Panel endorses gambling bill

? A bill allowing casinos in five areas and slot machines at dog and horse tracks won the endorsement of a Senate committee Wednesday, with supporters pitching it as a way to raise new dollars for education.

The bill would set aside the state’s revenues from the new gambling for public schools. Supporters estimated the bill would raise $150 million during the fiscal year beginning July 1.

The Ways and Means Committee’s voice vote sent the bill to the Senate for debate. It was the first significant legislative action on gambling this year.

Republican leaders had said the measure would stay in committee unless supporters could demonstrate it would pass the Senate, but on Wednesday, they weren’t sure their chamber would even debate the measure this year.

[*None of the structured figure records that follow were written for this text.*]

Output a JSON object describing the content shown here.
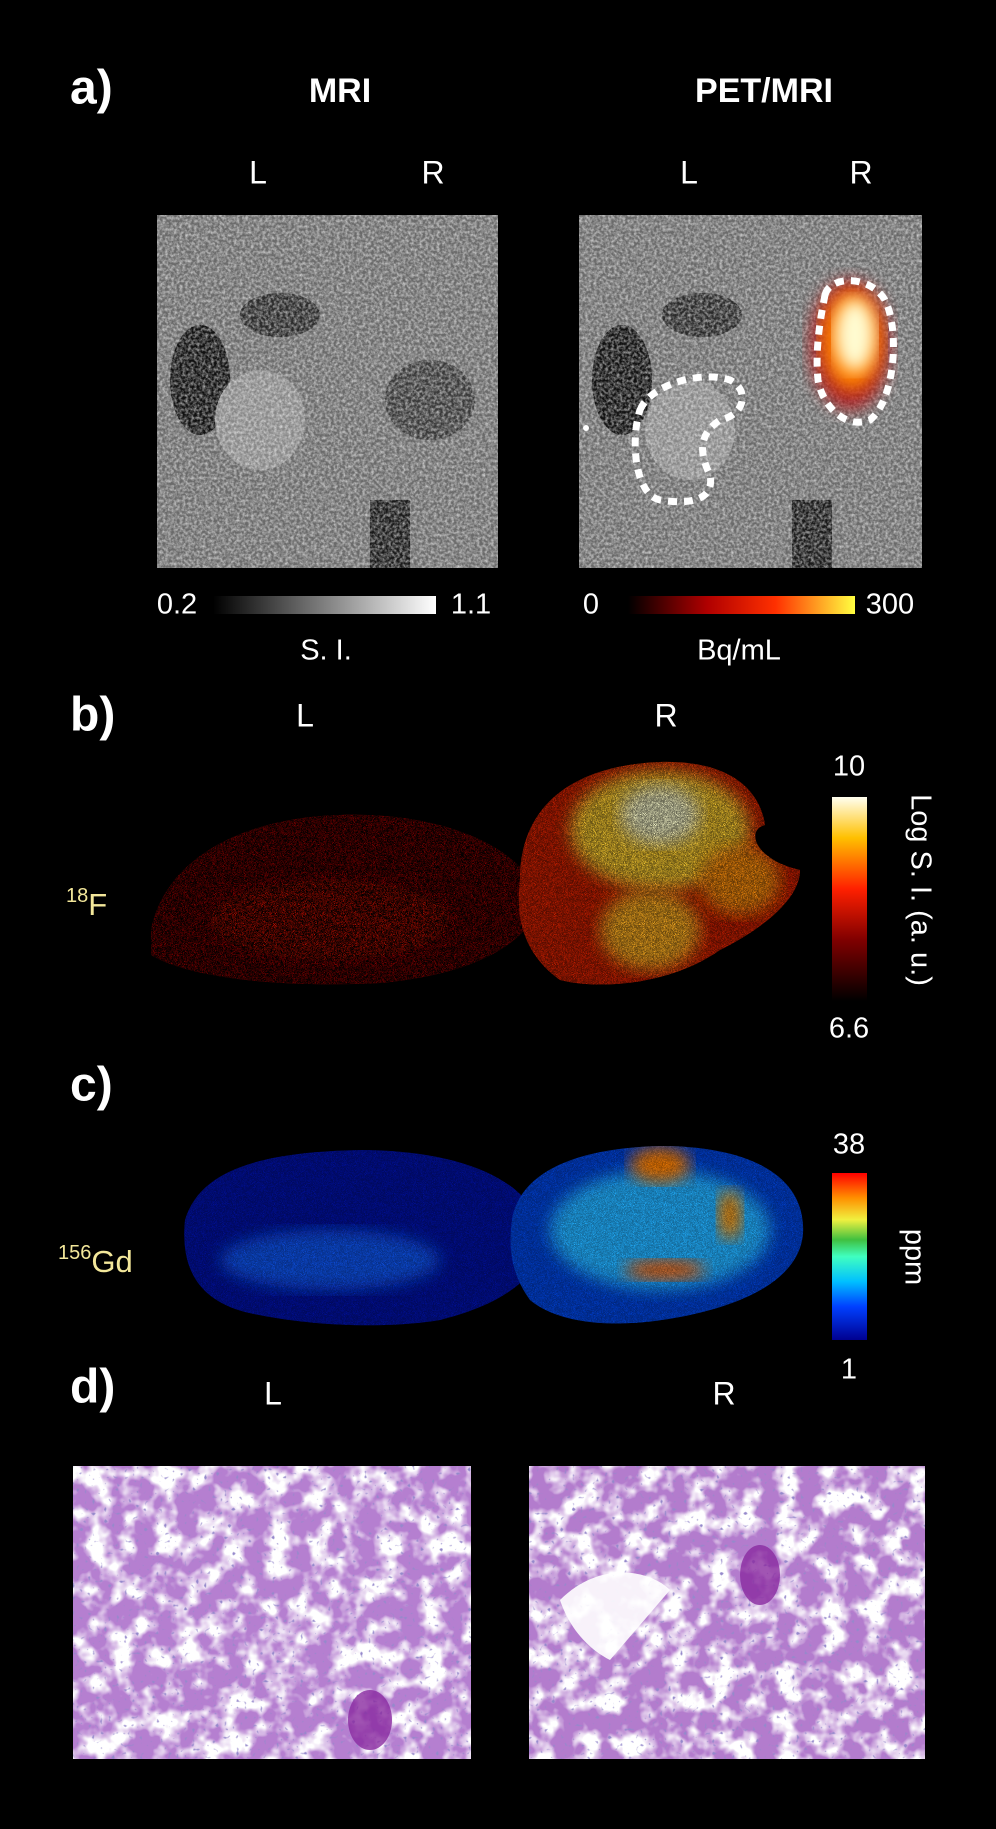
{
  "panel_a": {
    "label": "a)",
    "left_title": "MRI",
    "right_title": "PET/MRI",
    "side_labels": [
      "L",
      "R",
      "L",
      "R"
    ],
    "mri_colorbar": {
      "min": "0.2",
      "max": "1.1",
      "unit": "S. I."
    },
    "pet_colorbar": {
      "min": "0",
      "max": "300",
      "unit": "Bq/mL"
    }
  },
  "panel_b": {
    "label": "b)",
    "side_labels": [
      "L",
      "R"
    ],
    "isotope_mass": "18",
    "isotope_symbol": "F",
    "colorbar": {
      "max": "10",
      "min": "6.6",
      "unit": "Log S. I. (a. u.)"
    }
  },
  "panel_c": {
    "label": "c)",
    "isotope_mass": "156",
    "isotope_symbol": "Gd",
    "colorbar": {
      "max": "38",
      "min": "1",
      "unit": "ppm"
    }
  },
  "panel_d": {
    "label": "d)",
    "side_labels": [
      "L",
      "R"
    ]
  }
}
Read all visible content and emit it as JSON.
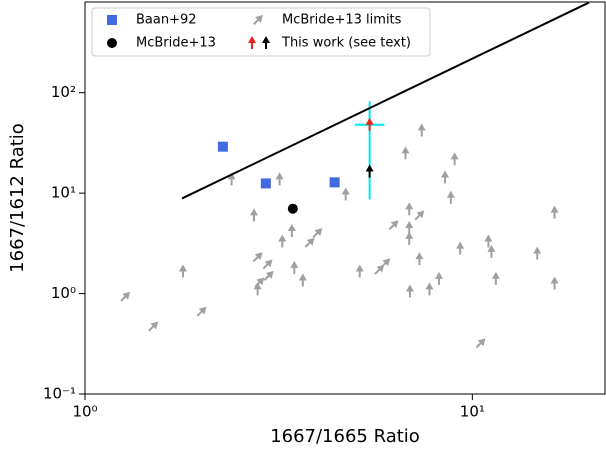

Local officials, prospective developers and racing groups have been pushing for an expansion of legal gambling for more than a decade, but their efforts have failed. Gov. Kathleen Sebelius supports an expansion, and proponents had hoped pressure to find additional money for schools would help their efforts.

But some education officials are wary of the Senate committee’s bill, quickly nicknamed “Slots for Tots.” Mark Tallman, a lobbyist for the Kansas Association of School Boards, said education officials worry that if gambling revenues are dedicated to schools, legislators will stop considering education’s needs, figuring they’ve addressed them.